Saturday, December 17, 2016
Pomposity and Refinement
This is my entry in the What A Character! Blogathon, hosted by Outspoken and Freckled, Once Upon a Screen and Paula's Cinema Club
John Benedict Hillerman was born on December 20, 1932 (which means he will be 84 this year, and yes he is still with us as of this writing). He was born in Denison, Texas (which makes him a neighbor of mine, more or less, because I was raised in Pottsboro, just 10 miles west of Denison.) After graduating high school, he went to the University of Texas, where he majored in journalism. I'm not entirely sure he graduated, however. What wikipedia tells me is that in 1953, after 3 years at UT, he joined the US Air Force.
It was here that he started getting into acting, working with theater groups on the side during his term of service. After his discharge, he moved to New York City, where his career really began. He worked on Broadway from the late 50's, and graduated to television and motion pictures by the early 70's. His first on screen role was as a reporter in They Call Me Mr. Tibbs!, the sequel to tIn the Heat of the Night.
For the next 29 years, he was an outstanding addition to films and TV shows. He spent his time almost equally between being a guest star on some of the best TV shows of the day (3 times on Mannix, twice on both Hawaii Five-O, The Love Boat and Murder, She Wrote.) He was a cast member in many movies at the same time, too. You can catch him in such diverse flicks as The Last Picture Show, High Plains Drifter and What's Up, Doc?.
For the purposes of this entry I just want to focus on four roles, however. Ranging from comical to serious, all of them have a theme, for me, of pomposity and/or refinement, which basically is what I think of when I think of Hillerman.
The first time I ever saw Hillerman was in Blazing Saddles. He plays Howard Johnson (the same Howard Johnson, supposedly, that became the ice-cream magnate, but that's part of the joke of the movie). Howard Johnson is among the residents of the town of Rock Ridge (all named Johnson...) who are being railroaded into leaving town so that an unscrupulous land baron. Even in humor, Hillerman comes off a bit pompous in the role which, at least in this case is endearing.
Some classic lines:
"As honorary chairman of the welcoming committee, it is my privilege to present a laurel and a hearty handshake to our new.....n****r...."
Bart: "Can't you see that's the last act of a dying man?"
Howard: "We don't care if it's the first act of Henry V...we're leaving"
The second time I saw Hillerman was in Chinatown, the Jack Nicholson neo-noir thriller. In this movie Hillerman played a city employee, Russ Yellburton, who may or may not know what happened in the death of Jake Gittes' client's husband. Yellburton oozes smarminess in his scenes with Jack Nicholson, and manages to talk down to the detective even when he is pretending to try to help.

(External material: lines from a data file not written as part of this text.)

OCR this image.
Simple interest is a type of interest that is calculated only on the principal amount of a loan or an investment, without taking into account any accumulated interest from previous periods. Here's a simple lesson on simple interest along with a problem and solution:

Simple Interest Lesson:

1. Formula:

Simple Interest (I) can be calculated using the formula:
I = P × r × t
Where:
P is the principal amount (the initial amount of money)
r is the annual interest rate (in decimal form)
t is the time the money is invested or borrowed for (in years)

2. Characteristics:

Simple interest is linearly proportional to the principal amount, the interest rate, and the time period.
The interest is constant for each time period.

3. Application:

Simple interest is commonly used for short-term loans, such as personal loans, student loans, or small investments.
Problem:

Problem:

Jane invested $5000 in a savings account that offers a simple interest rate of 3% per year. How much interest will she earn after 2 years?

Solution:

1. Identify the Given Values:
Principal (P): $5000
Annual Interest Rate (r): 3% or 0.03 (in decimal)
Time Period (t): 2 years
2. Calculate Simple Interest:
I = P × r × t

"My goodness, what happened to your nose?" Jake's nose has been sliced hoods. When told that he, Jake, cut himself shaving, Yellburton in a rather snobby tone says "You ought to be more careful. That must smart."
The only other movie I have actually seen that featured scenes with Hillerman was Paper Moon. Hillerman has two roles in this one, brothers, in a small town. One is a bootlegger and the other is a sheriff's deputy. Ryan O'Neal's character, a con man, manages to steal some of the bootlegger's booze and sell it back to him, thinking no one is the wiser. But the deputy brother chases him. Later, after O'Neal has crossed the state line, thinking he is safe, the deputy shows up with a couple of muscle men and beat the crap out of him. Hillerman is OK as the bootlegger, but he is even more memorable as the deputy.

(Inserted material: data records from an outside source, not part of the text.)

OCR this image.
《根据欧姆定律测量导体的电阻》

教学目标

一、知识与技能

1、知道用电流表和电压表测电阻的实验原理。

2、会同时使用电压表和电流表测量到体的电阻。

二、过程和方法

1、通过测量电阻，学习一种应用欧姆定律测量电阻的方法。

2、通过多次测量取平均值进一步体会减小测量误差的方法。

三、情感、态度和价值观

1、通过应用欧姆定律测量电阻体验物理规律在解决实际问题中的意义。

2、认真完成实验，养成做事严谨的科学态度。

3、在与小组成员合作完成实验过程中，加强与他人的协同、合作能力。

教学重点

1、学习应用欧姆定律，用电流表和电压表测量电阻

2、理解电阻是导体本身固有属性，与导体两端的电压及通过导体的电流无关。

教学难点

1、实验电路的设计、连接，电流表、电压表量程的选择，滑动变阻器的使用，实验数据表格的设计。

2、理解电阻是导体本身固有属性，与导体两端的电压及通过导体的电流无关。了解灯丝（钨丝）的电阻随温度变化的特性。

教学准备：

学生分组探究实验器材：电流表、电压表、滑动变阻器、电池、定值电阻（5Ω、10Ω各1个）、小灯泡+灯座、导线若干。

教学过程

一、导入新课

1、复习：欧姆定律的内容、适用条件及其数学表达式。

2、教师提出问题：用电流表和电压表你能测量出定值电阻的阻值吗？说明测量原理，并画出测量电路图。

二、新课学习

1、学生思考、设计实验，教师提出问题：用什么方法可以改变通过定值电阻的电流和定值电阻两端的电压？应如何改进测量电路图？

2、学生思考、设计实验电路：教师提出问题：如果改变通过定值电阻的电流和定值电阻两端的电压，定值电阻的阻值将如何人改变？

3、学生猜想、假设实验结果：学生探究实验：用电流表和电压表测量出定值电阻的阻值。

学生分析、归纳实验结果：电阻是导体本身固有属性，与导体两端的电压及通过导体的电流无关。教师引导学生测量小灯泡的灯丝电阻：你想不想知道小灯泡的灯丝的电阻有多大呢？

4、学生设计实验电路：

Most people, however, will recognize him for his most iconic role, as the pompous and refined Johnathan Quayle Higgins III, the caretaker for Robin Masters estate, on which Thomas Magnum (Tom Selleck), a private investigator on the side, is in charge of security for the estate. For the 8 seasons run of the TV show Magnum P.I., Higgins carried on a love-hate relationship reminiscent of Laurel and Hardy (to me). My sister was a huge fan of the show, and since we only had one T.V. and had to share, I either had to watch that or nothing. But as it turns out, unlike a lot of other crap my sister liked, this was a pretty good show.
There are lots of classic lines, but to the devotee of the show, there could be only one:
"Oh, my god, Magnum!"
Happy 84th birthday to one of the best character actors in the business. He's been retired for the past 15 years or so, but his mark on the film world is still memorable.